Wayee
Wayee

Reputation: 459

"hides overloaded virtual functions" warning when deriving from multiple templated base classes

Suppose the code below:

Base.h

template <class T>
class Base
{
public:
    virtual void func(T value) {}
};

Derived.h

class Derived : public Base<Type1>
              , public Base<Type2>
{
public:
    void func(Type1 object) override {}
};

Basically I have a templated class with a member function that takes the argument of the template type. The derived class derive from the base with two different class type, and override the function of one of them.

With the Clang compiler, it would generate a hides overloaded virtual functions warning, which is actually intended here, i.e. I do not need Base2::func(float) in the derived class.

I am aware that by appending -Wno-overloaded-virtual to the compiler flags would mute this warning but I'm not sure that's the safe thing to do, as in other cases this warning may be valid.

In my project I have thousands of this case (i.e. many derived classes with different class types). Are there any good suggestion over it so the warning wouldn't be present for this situation but keep it for others?

Upvotes: 2

Views: 7771

Answers (2)

Peter
Peter

Reputation: 36617

I actually wouldn't use multiple inheritance in this case, since it is still possible to call Base2::func() with the help of a type conversion (e.g. convert Derived * implicitly or explicitly to a Base2 *), despite it being hidden and not in scope of Derived.

Instead, I would do

class Derived : public Base1
{
   private:
        Base2 base2;

   public:
      void func(int) override {};
};

which will mean that func(float) is not within the scope of Derived at all. Only member functions of Derived (or friends) would be able to call base2.func(some_float).
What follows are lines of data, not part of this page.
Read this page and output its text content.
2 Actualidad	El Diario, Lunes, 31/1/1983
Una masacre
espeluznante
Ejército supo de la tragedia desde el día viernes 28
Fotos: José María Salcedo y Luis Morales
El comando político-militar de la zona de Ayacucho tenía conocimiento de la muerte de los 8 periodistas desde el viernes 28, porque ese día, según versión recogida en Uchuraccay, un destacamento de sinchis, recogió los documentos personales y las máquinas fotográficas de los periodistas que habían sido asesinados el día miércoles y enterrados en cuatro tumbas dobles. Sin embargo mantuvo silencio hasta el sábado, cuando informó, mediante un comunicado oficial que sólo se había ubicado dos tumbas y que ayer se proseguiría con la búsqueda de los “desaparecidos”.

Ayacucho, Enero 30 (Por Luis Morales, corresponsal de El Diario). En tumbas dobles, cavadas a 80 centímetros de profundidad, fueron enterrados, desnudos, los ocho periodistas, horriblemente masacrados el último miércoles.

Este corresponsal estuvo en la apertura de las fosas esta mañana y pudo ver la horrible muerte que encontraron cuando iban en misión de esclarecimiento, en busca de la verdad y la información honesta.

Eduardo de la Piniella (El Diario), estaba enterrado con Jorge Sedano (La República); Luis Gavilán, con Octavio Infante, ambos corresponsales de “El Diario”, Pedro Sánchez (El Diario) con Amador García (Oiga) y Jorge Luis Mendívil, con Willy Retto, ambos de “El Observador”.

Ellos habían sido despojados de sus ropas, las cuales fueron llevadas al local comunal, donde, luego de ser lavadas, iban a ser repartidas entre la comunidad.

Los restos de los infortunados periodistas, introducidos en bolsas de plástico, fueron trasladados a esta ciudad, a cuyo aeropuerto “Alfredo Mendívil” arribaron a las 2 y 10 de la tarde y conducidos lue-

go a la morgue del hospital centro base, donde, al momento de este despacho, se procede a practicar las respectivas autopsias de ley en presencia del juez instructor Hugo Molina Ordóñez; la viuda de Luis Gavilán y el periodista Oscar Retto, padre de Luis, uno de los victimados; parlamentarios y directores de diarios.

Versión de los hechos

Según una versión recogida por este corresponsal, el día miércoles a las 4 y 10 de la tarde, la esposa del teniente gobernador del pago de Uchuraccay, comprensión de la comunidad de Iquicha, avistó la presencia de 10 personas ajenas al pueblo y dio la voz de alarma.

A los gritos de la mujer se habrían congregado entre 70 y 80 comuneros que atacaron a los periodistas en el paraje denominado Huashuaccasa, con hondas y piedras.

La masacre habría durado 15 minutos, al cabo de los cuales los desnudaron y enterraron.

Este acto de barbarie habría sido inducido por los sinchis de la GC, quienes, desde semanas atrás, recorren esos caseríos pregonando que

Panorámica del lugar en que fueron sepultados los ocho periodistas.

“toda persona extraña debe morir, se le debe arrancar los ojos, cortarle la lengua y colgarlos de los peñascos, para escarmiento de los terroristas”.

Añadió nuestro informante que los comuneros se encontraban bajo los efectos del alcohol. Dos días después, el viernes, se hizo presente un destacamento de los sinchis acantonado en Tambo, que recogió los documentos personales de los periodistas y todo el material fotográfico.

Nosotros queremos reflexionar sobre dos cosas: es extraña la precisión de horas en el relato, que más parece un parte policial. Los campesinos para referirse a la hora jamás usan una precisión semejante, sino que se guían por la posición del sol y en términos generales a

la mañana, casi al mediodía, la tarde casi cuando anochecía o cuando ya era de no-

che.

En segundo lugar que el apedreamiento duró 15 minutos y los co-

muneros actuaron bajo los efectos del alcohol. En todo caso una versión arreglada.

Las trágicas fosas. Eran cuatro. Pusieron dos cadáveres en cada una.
This does prevent implicit conversion of a Derived * to a Base2 * (or Derived & to a Base2 &). I'd argue that if you need such implicit conversions, then your design is broken, since that would also permit (indirectly) calling Base2::func() for an instance of Derived. Which, presumably if you want it hidden, you wish to avoid ...... Generally speaking, if you find yourself in a contradictory discussion in design (you want X, but achieving X has an unwanted effect Y) that's a sign of a design flaw.

Upvotes: 0

Jarod42
Jarod42

Reputation: 217970

The safe way is to unhide the method is with using:

class Derived : public Base1, public Base2
{
public:
    using Base2::func;
    void func(int) override {}
};

With that following works as expected:

Derived d;
d.func(4.2f); // call correctly Base2::func(float) and not Derived::func(int).

To silent the warning for intentional hiding, there are still the compiler specific way:

class Derived : public Base1, public Base2
{
public:

#pragma clang diagnostic push
# pragma clang diagnostic ignored "-Woverloaded-virtual"
    void func(int) override {}
#pragma clang diagnostic pop
};

And then:

Derived d;
d.func(4.2f); // call Derived::func(int).